■ GAZA STRIP
Anchors rally against threat
A group of female TV anchors marched through Gaza City on Sunday to protest a fundamentalist group's threat to behead them if they did not don modest Islamic dress. About 50 anchors and staffers from the state-run Palestine TV marched from the station's offices in Gaza City toward the office of President Mahmoud Abbas to protest the threat from a group calling itself the Swords of Truth, known for firebombing Internet cafes and record stores. Most of the 15 female anchors wear headscarves, but they also wear makeup and Western clothing, which extremists consider immodest.
■ UNITED STATES
Guitarists aim for record
More than 1,680 guitar players turned out, tuned up and took part in what organizers say was a world record rendition of Deep Purple's Smoke on the Water -- a song that was the first many of them ever learned. Some came from as far away as California and Germany on Sunday to take part in a Kansas City radio station's effort to break a Guinness world record for the most people playing the same song simultaneously. The record had been 1,323 people playing the same song in Vancouver, Canada, in 1994. Preliminary numbers show 1,683 people played the popular early 1970s guitar riff at CommunityAmerica Ballpark on Sunday.
■ UNITED STATES
Wild turkeys moving to city
Wild turkeys have been showing up on the streets of a Detroit suburb, pecking at windows and eating from bird feeders. The skittish birds are generally found in rural areas or large parks, but naturalists and wildlife experts say the turkeys could get used to life in this city of more than 78,000 people. "Wherever you have a suburb that still has large stands of big trees left, where they think they are comfortable, you may be prone to having wild turkeys," said Joe Derek, city naturalist for Farmington Hills.
■ UNITED KINGDOM
`Collins' adds new words
Hoodies, wags, carbon footprints and muffin tops have entered the English language, the ninth edition of the Collins English Dictionary launched yesterday.

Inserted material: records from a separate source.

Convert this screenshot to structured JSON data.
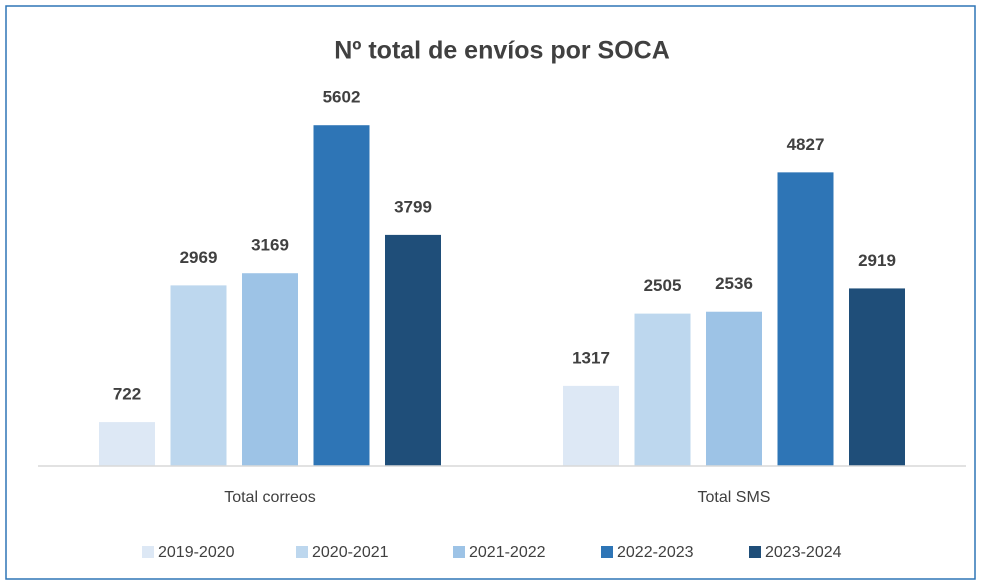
{
  "chart_data": {
    "type": "bar",
    "title": "Nº total de envíos por SOCA",
    "categories": [
      "Total correos",
      "Total SMS"
    ],
    "series": [
      {
        "name": "2019-2020",
        "color": "#dde8f5",
        "values": [
          722,
          1317
        ]
      },
      {
        "name": "2020-2021",
        "color": "#bdd7ee",
        "values": [
          2969,
          2505
        ]
      },
      {
        "name": "2021-2022",
        "color": "#9dc3e6",
        "values": [
          3169,
          2536
        ]
      },
      {
        "name": "2022-2023",
        "color": "#2e75b6",
        "values": [
          5602,
          4827
        ]
      },
      {
        "name": "2023-2024",
        "color": "#1f4e79",
        "values": [
          3799,
          2919
        ]
      }
    ],
    "ylim": [
      0,
      6000
    ],
    "legend": "bottom"
  }
}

A hoodie is "a young person who wears a hooded sweatshirt, regarded by some as a potential hooligan," the new dictionary said. And wags, the pampered wives and girlfriends spending their partners' cash, take their place after a sterling performance accompanying the England soccer team at last year's World Cup. From fashion circles, muffin tops, the flabby bulge over the top of a tight pair of jeans, squeezes in. A Collins spokesperson said that many of the words "will undoubtedly sink back into obscurity being bound up with today's ephemera, but others will take root."